Even if Infinity Park wasn’t occupied with rugby every day, Glendale knew that it could get many uses out of the area, explains Line, which isn’t the same in a mixed tennis-pickleball scenario. Now the city plans to separate the sports, building four new pickleball courts at Glendale Park, at the intersection of East Center Avenue and South Elm Street.

That decision was made in part because the tennis courts cap the city’s old water tank, so it’s imperative that the surface not be marred by dragging in nets or scraping — both of which are associated with pickleball.

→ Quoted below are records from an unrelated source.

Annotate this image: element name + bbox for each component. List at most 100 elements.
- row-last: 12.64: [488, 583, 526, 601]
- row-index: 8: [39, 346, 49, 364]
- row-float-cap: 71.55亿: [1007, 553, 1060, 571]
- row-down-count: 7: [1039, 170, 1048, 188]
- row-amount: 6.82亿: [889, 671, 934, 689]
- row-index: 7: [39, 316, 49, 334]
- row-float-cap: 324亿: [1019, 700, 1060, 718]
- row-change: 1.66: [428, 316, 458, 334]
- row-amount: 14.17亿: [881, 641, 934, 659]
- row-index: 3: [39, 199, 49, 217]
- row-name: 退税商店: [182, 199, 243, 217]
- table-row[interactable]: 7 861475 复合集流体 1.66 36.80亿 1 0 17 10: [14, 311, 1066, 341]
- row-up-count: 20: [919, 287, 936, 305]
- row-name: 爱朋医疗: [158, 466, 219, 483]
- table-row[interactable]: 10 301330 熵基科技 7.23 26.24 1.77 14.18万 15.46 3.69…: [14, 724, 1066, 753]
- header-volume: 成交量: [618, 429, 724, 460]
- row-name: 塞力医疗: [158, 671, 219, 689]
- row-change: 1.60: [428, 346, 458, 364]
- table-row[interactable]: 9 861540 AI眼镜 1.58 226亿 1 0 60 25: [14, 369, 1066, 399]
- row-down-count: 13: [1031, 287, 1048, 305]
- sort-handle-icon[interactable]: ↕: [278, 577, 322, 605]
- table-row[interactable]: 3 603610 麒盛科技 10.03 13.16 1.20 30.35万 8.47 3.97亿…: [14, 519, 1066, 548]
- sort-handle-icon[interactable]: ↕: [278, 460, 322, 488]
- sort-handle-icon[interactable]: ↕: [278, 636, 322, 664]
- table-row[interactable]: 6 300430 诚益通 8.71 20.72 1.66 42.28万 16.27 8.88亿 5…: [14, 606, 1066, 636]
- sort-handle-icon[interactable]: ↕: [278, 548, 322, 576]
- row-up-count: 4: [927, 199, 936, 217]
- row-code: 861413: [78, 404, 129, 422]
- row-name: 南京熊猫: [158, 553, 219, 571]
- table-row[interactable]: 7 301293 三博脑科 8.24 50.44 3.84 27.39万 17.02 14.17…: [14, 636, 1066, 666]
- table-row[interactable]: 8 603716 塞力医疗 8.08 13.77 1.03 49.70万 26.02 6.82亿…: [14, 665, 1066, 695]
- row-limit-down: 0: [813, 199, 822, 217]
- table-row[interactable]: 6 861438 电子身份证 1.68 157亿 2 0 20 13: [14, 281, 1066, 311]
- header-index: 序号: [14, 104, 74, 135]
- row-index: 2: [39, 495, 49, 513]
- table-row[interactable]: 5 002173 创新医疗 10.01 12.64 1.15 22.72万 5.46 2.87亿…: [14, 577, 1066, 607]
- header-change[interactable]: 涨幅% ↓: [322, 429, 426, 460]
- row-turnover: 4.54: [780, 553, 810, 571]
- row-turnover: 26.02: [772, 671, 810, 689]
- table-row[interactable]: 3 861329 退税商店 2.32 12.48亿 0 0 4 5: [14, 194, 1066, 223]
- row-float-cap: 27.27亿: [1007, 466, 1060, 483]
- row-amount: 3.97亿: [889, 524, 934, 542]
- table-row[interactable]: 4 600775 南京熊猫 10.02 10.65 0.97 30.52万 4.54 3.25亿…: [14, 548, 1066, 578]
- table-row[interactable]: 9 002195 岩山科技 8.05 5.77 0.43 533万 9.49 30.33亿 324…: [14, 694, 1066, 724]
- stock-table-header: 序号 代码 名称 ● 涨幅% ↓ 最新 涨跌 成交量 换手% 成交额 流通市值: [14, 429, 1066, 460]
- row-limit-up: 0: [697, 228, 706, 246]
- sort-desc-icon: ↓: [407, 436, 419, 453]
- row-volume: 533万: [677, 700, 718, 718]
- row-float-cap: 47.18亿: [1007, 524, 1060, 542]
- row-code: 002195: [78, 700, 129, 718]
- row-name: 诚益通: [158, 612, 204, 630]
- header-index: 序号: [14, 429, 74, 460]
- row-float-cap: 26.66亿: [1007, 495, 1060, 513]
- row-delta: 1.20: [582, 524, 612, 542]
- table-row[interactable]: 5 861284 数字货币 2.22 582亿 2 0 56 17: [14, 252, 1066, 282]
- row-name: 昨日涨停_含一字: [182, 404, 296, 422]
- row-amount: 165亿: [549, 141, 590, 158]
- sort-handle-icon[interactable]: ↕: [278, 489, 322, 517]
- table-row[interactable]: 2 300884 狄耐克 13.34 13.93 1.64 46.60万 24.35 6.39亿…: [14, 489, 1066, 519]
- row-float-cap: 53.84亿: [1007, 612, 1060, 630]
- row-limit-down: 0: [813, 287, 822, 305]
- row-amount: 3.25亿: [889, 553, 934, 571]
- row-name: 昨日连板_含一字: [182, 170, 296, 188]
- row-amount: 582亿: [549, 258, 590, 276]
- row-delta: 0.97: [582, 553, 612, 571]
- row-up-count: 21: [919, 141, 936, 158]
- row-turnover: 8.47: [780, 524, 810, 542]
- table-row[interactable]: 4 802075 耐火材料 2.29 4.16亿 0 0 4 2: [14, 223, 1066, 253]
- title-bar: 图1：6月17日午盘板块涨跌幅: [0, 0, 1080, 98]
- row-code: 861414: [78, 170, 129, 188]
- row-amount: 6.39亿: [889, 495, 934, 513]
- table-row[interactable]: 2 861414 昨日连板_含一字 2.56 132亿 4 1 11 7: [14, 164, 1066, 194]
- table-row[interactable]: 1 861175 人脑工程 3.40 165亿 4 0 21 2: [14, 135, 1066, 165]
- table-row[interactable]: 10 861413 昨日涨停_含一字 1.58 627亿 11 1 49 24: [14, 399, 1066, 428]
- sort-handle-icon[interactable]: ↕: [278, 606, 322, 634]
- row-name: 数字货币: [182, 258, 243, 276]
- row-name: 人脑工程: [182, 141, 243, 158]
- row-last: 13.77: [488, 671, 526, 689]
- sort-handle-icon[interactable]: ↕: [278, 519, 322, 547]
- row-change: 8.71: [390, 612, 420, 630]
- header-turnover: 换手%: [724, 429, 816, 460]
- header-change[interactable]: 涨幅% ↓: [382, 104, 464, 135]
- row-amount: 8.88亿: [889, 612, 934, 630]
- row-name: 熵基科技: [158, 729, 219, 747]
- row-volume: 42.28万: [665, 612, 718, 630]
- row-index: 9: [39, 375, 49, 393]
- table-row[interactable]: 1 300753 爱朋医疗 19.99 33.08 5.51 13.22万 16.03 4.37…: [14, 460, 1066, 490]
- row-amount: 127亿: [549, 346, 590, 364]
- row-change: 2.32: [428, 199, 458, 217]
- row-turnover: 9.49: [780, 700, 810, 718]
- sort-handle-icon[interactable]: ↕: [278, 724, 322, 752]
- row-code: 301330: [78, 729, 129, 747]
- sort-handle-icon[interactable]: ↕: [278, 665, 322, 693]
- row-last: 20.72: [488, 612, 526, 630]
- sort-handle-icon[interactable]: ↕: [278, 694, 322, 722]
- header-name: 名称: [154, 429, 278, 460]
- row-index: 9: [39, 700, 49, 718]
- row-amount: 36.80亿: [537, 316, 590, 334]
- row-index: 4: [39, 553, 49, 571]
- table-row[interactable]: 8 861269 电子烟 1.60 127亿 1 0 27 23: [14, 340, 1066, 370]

The tank itself hasn’t held water since the late 1960s; Line says the structure capping it off, which is crumbling, has needed refurbishment for about twenty years. Glendale is putting $100,000 toward the project, he adds, most of which will go toward the materials below the tennis courts, where construction crews are fixing chipped concrete and replacing about 30 percent of the existing concrete structure. The city will use epoxy to paint courts for tennis and basketball.

Repairs shouldn't be needed again for at least a decade, Line says.
click to enlarge The plans for Glendale Park.
Glendale Park will be shiny and new, complete with pickleball courts, once it renovates.
City of Glendale


Glendale Park (formerly Mir Park) was previously owned by the city but physically located in Denver. After a slight boundary change in the late 2000s, it now sits within Glendale city limits.

Pickleball is just one element of a giant improvement project there funded by a $500,000 grant from Arapahoe County, Line says.

Once completed, Glendale Park will have all new playground equipment, a dog run, a more defined grass field and new toilets — in addition to the pickleball courts. Line tells Westword that Glendale is essentially doubling the space where people can play pickleball because only two games were typically played on the tennis courts at a time, to avoid balls crossing onto other courts.

Unlike in Denver, noise complaints aren't expected to be an issue.

“We’re Glendale, and we’re not single-family houses,” Line says. “People are more used to noise.”

The planned courts are about 300 feet from the nearest apartments. The closest buildings in the other direction — roughly 260 feet away — are garages, which should help buffer the noise for the apartments beyond them.

Plus, Line points out, not many people in the 365-acre city have homes with yards big enough to put courts in that could disturb neighbors. And if it does become an issue, he says, the city can always set the lights to a timer to ensure that people aren’t playing late at night.

“We need to be respectful of both sports, and we can’t do that without an ordinance,” he concludes.